Venue: Manci’s Antique Club, 1715 Main St. (Daphne), mancisantiqueclub.com
Singer-songwriter/producer/studio owner Adam Holt will be filling Manci’s Antique Club with a fresh eclectic sound he fondly calls “Southern Heartland Rock.” This trademark sound encompasses the worlds of blues, rock and country without ever losing its balance. With its delicious mixture of styles, Holt’s appealing sound is an exercise in pure American rock ‘n’ roll crafted for enjoyment.
Holt says his musical style is an offshoot of an American style called Heartland Rock. Proponents include such icons as Bruce Springsteen, Tom Petty, Bob Seger and John Mellencamp.
“The songs are not your traditional 12-bar blues, but there are blues elements in there,” Holt said. “I’m not full-on country, but there are country elements in there. My music is pretty much Southern, because I’m from the South. With all those elements from the South that are put in there, I think ‘Southern Heartland Rock’ is a good description for what I do.”
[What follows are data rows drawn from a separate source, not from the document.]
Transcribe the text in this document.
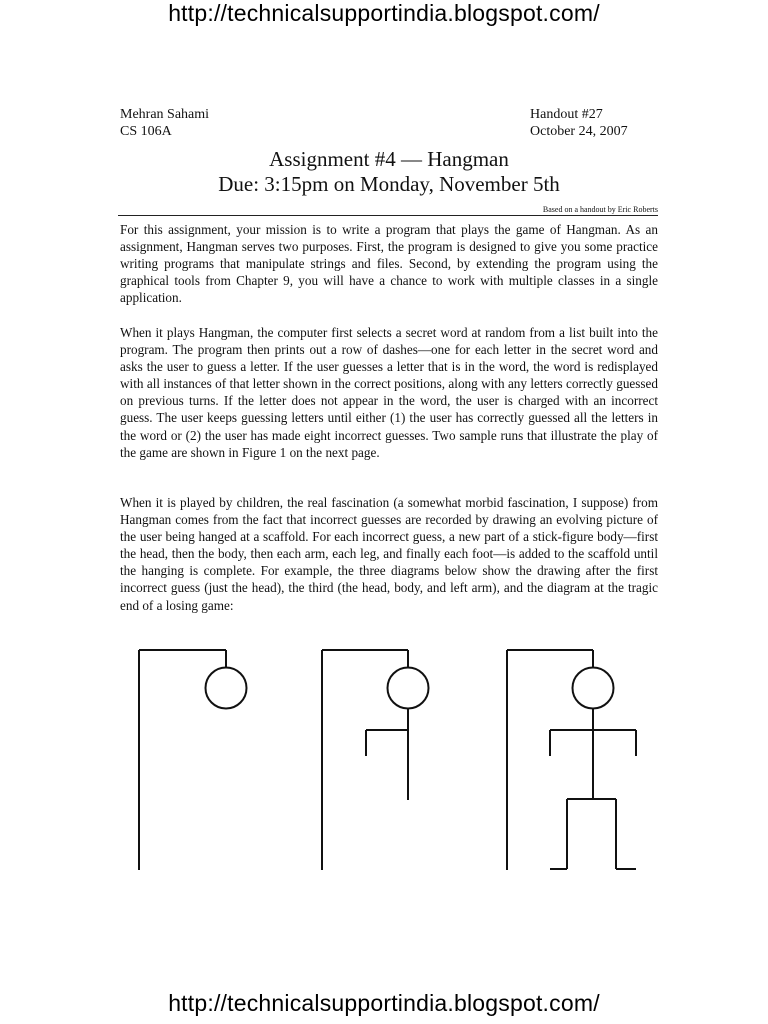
http://technicalsupportindia.blogspot.com/
Mehran Sahami
CS 106A
Handout #27
October 24, 2007
Assignment #4 — Hangman
Due: 3:15pm on Monday, November 5th
Based on a handout by Eric Roberts

For this assignment, your mission is to write a program that plays the game of Hangman. As an assignment, Hangman serves two purposes. First, the program is designed to give you some practice writing programs that manipulate strings and files. Second, by extending the program using the graphical tools from Chapter 9, you will have a chance to work with multiple classes in a single application.

When it plays Hangman, the computer first selects a secret word at random from a list built into the program. The program then prints out a row of dashes—one for each letter in the secret word and asks the user to guess a letter. If the user guesses a letter that is in the word, the word is redisplayed with all instances of that letter shown in the correct positions, along with any letters correctly guessed on previous turns. If the letter does not appear in the word, the user is charged with an incorrect guess. The user keeps guessing letters until either (1) the user has correctly guessed all the letters in the word or (2) the user has made eight incorrect guesses. Two sample runs that illustrate the play of the game are shown in Figure 1 on the next page.

When it is played by children, the real fascination (a somewhat morbid fascination, I suppose) from Hangman comes from the fact that incorrect guesses are recorded by drawing an evolving picture of the user being hanged at a scaffold. For each incorrect guess, a new part of a stick-figure body—first the head, then the body, then each arm, each leg, and finally each foot—is added to the scaffold until the hanging is complete. For example, the three diagrams below show the drawing after the first incorrect guess (just the head), the third (the head, body, and left arm), and the diagram at the tragic end of a losing game:

http://technicalsupportindia.blogspot.com/
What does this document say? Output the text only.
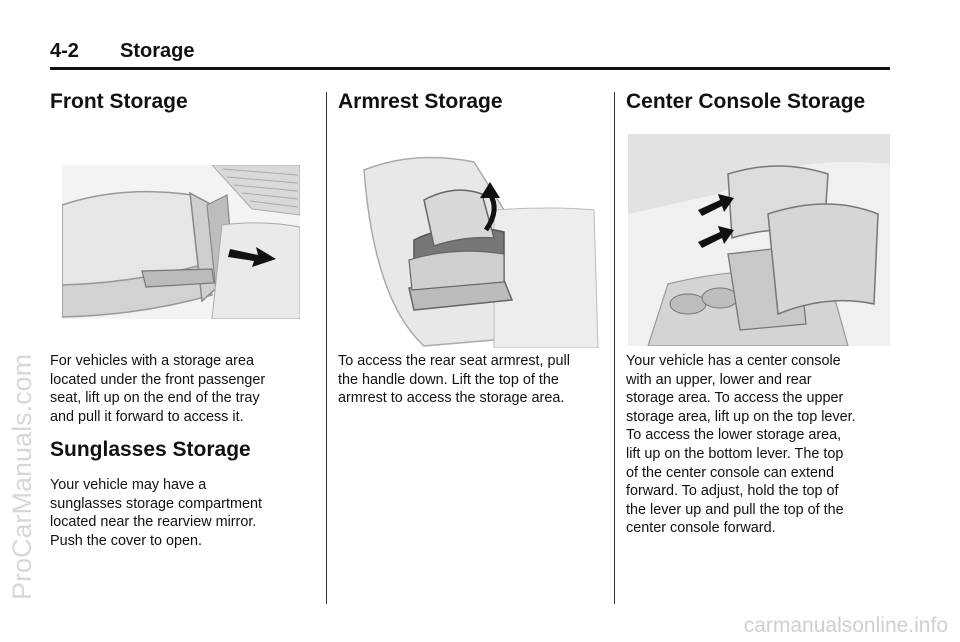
4-2 Storage
Front Storage

For vehicles with a storage area

located under the front passenger

seat, lift up on the end of the tray

and pull it forward to access it.

Sunglasses Storage

Your vehicle may have a

sunglasses storage compartment

located near the rearview mirror.

Push the cover to open.

Armrest Storage

To access the rear seat armrest, pull

the handle down. Lift the top of the

armrest to access the storage area.

Center Console Storage

Your vehicle has a center console

with an upper, lower and rear

storage area. To access the upper

storage area, lift up on the top lever.

To access the lower storage area,

lift up on the bottom lever. The top

of the center console can extend

forward. To adjust, hold the top of

the lever up and pull the top of the

center console forward.

ProCarManuals.com
carmanualsonline.info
Holt employs a thoughtful process to create his sound, beginning with an acoustic guitar form. Holt says his songs begin “primitively” as a “typical country song with some depth to it.” After the foundation has been created, he electrifies the song with a blues riff. From there, Holt begins to layer instruments and influences such as adding “thundering drums” to fill the song with rock overtones.
Looking back on his musical path, Holt’s versatile sound seems like a natural outgrowth of his personal and musical experiences. His desire to enter the music game began when he was 9, when Holt’s father had MTV added to the household cable plan and the young, would-be artist witnessed a vision that affected the rest of his life.
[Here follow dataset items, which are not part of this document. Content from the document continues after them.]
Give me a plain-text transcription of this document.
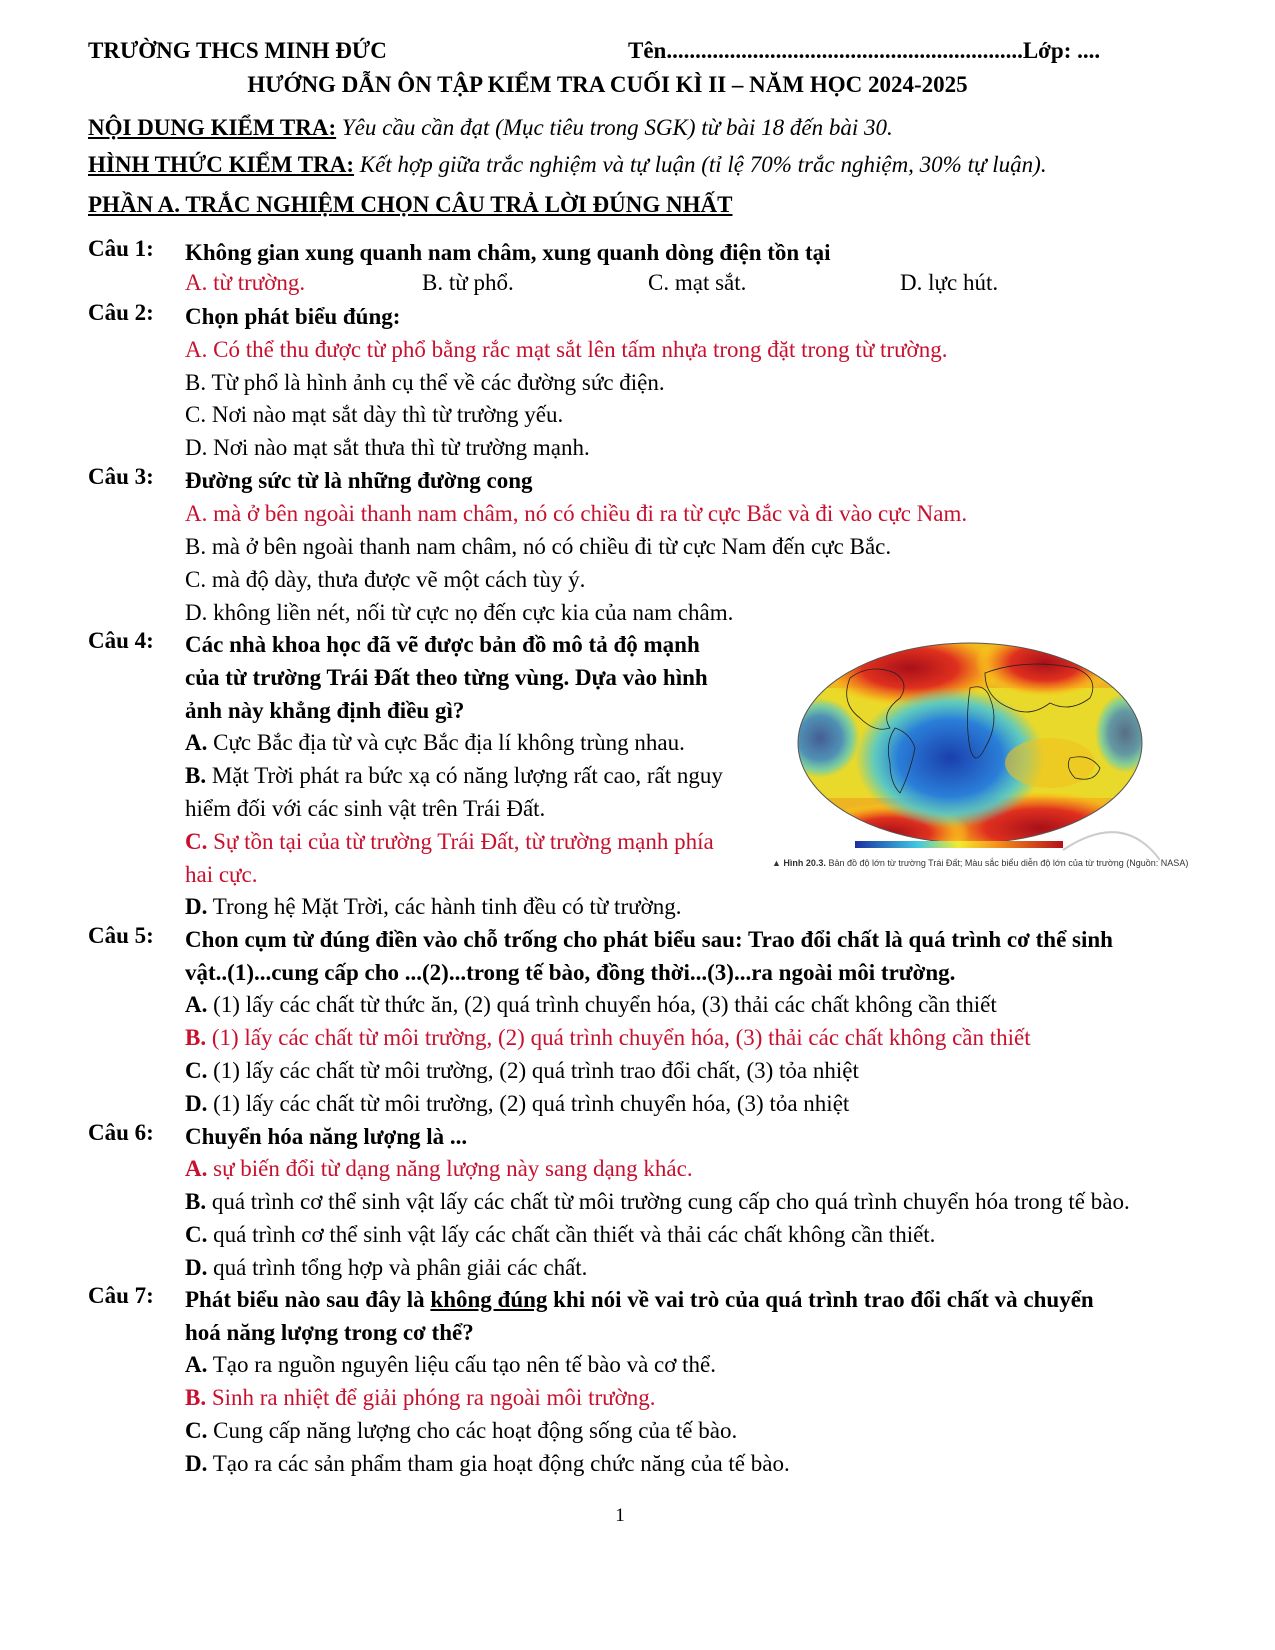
TRƯỜNG THCS MINH ĐỨC	Tên..............................................................Lớp: ....
HƯỚNG DẪN ÔN TẬP KIỂM TRA CUỐI KÌ II – NĂM HỌC 2024-2025
NỘI DUNG KIỂM TRA: Yêu cầu cần đạt (Mục tiêu trong SGK) từ bài 18 đến bài 30.
HÌNH THỨC KIỂM TRA: Kết hợp giữa trắc nghiệm và tự luận (tỉ lệ 70% trắc nghiệm, 30% tự luận).
PHẦN A. TRẮC NGHIỆM CHỌN CÂU TRẢ LỜI ĐÚNG NHẤT
Câu 1: Không gian xung quanh nam châm, xung quanh dòng điện tồn tại
A. từ trường.	B. từ phổ.	C. mạt sắt.	D. lực hút.
Câu 2: Chọn phát biểu đúng:
A. Có thể thu được từ phổ bằng rắc mạt sắt lên tấm nhựa trong đặt trong từ trường.
B. Từ phổ là hình ảnh cụ thể về các đường sức điện.
C. Nơi nào mạt sắt dày thì từ trường yếu.
D. Nơi nào mạt sắt thưa thì từ trường mạnh.
Câu 3: Đường sức từ là những đường cong
A. mà ở bên ngoài thanh nam châm, nó có chiều đi ra từ cực Bắc và đi vào cực Nam.
B. mà ở bên ngoài thanh nam châm, nó có chiều đi từ cực Nam đến cực Bắc.
C. mà độ dày, thưa được vẽ một cách tùy ý.
D. không liền nét, nối từ cực nọ đến cực kia của nam châm.
Câu 4: Các nhà khoa học đã vẽ được bản đồ mô tả độ mạnh
của từ trường Trái Đất theo từng vùng. Dựa vào hình
ảnh này khẳng định điều gì?
A. Cực Bắc địa từ và cực Bắc địa lí không trùng nhau.
B. Mặt Trời phát ra bức xạ có năng lượng rất cao, rất nguy
hiểm đối với các sinh vật trên Trái Đất.
C. Sự tồn tại của từ trường Trái Đất, từ trường mạnh phía
hai cực.
D. Trong hệ Mặt Trời, các hành tinh đều có từ trường.
▲ Hình 20.3. Bản đồ độ lớn từ trường Trái Đất; Màu sắc biểu diễn độ lớn của từ trường (Nguồn: NASA)
Câu 5: Chon cụm từ đúng điền vào chỗ trống cho phát biểu sau: Trao đổi chất là quá trình cơ thể sinh
vật..(1)...cung cấp cho ...(2)...trong tế bào, đồng thời...(3)...ra ngoài môi trường.
A. (1) lấy các chất từ thức ăn, (2) quá trình chuyển hóa, (3) thải các chất không cần thiết
B. (1) lấy các chất từ môi trường, (2) quá trình chuyển hóa, (3) thải các chất không cần thiết
C. (1) lấy các chất từ môi trường, (2) quá trình trao đổi chất, (3) tỏa nhiệt
D. (1) lấy các chất từ môi trường, (2) quá trình chuyển hóa, (3) tỏa nhiệt
Câu 6: Chuyển hóa năng lượng là ...
A. sự biến đổi từ dạng năng lượng này sang dạng khác.
B. quá trình cơ thể sinh vật lấy các chất từ môi trường cung cấp cho quá trình chuyển hóa trong tế bào.
C. quá trình cơ thể sinh vật lấy các chất cần thiết và thải các chất không cần thiết.
D. quá trình tổng hợp và phân giải các chất.
Câu 7: Phát biểu nào sau đây là không đúng khi nói về vai trò của quá trình trao đổi chất và chuyển
hoá năng lượng trong cơ thể?
A. Tạo ra nguồn nguyên liệu cấu tạo nên tế bào và cơ thể.
B. Sinh ra nhiệt để giải phóng ra ngoài môi trường.
C. Cung cấp năng lượng cho các hoạt động sống của tế bào.
D. Tạo ra các sản phẩm tham gia hoạt động chức năng của tế bào.
1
“One of the music videos that came on, I was just mesmerized at the guitar solo,” said Holt. “It was a silver sparkle Gretsch electric guitar being played, and the person playing it was Joe Perry of Aerosmith. It was ‘Dude Looks Like a Lady.’ At that moment, I knew at 9 years old that I wanted to do that.”
From there, Holt began delving into some of the musical styles that would help him shape his sound. The blues led Holt into one of his first explorations of the music world, witnessed through his 2003 release “Who I Am.” This album’s guitar-laden cuts feature a vast cavalcade of blues styles. During those years, Holt fronted a full band called Adam Holt & the Blues Congregation.
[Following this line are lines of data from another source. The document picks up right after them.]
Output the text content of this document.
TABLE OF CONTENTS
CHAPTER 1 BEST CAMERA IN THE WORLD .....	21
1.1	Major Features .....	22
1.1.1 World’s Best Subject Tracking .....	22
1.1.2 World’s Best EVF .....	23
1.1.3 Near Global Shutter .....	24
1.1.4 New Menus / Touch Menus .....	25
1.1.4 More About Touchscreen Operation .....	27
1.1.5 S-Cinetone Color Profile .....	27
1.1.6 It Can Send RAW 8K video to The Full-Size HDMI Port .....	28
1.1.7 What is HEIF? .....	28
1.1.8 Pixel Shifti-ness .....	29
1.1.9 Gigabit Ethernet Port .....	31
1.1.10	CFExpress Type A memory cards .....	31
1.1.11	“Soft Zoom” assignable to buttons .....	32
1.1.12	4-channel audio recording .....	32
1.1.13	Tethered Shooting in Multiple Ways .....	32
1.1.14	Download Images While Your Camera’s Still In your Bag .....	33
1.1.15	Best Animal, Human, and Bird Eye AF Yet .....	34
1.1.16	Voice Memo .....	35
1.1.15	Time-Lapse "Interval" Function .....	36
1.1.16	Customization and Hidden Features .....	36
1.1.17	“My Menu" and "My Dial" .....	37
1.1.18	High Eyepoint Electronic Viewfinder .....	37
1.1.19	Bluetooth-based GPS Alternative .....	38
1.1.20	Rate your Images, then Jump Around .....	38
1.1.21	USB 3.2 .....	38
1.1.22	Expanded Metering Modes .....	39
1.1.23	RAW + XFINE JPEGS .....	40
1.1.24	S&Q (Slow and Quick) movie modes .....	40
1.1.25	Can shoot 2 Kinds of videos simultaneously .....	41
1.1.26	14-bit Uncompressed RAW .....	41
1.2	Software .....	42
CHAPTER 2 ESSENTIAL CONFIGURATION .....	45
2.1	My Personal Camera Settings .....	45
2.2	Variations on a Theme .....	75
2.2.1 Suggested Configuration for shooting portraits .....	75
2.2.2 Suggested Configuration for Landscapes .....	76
Holt used his 2005 release “This Is Adam Holt” to introduce the public to his newly-crafted style. This departure from “Who I Am” served as a musical portrayal of Holt’s musical experimentation. Five years later, his sound came into full bloom with the album “The Sunday Morning Troubadour,” featuring that perfectly blended mix of country, rock and blues that highlight Holt’s current sound.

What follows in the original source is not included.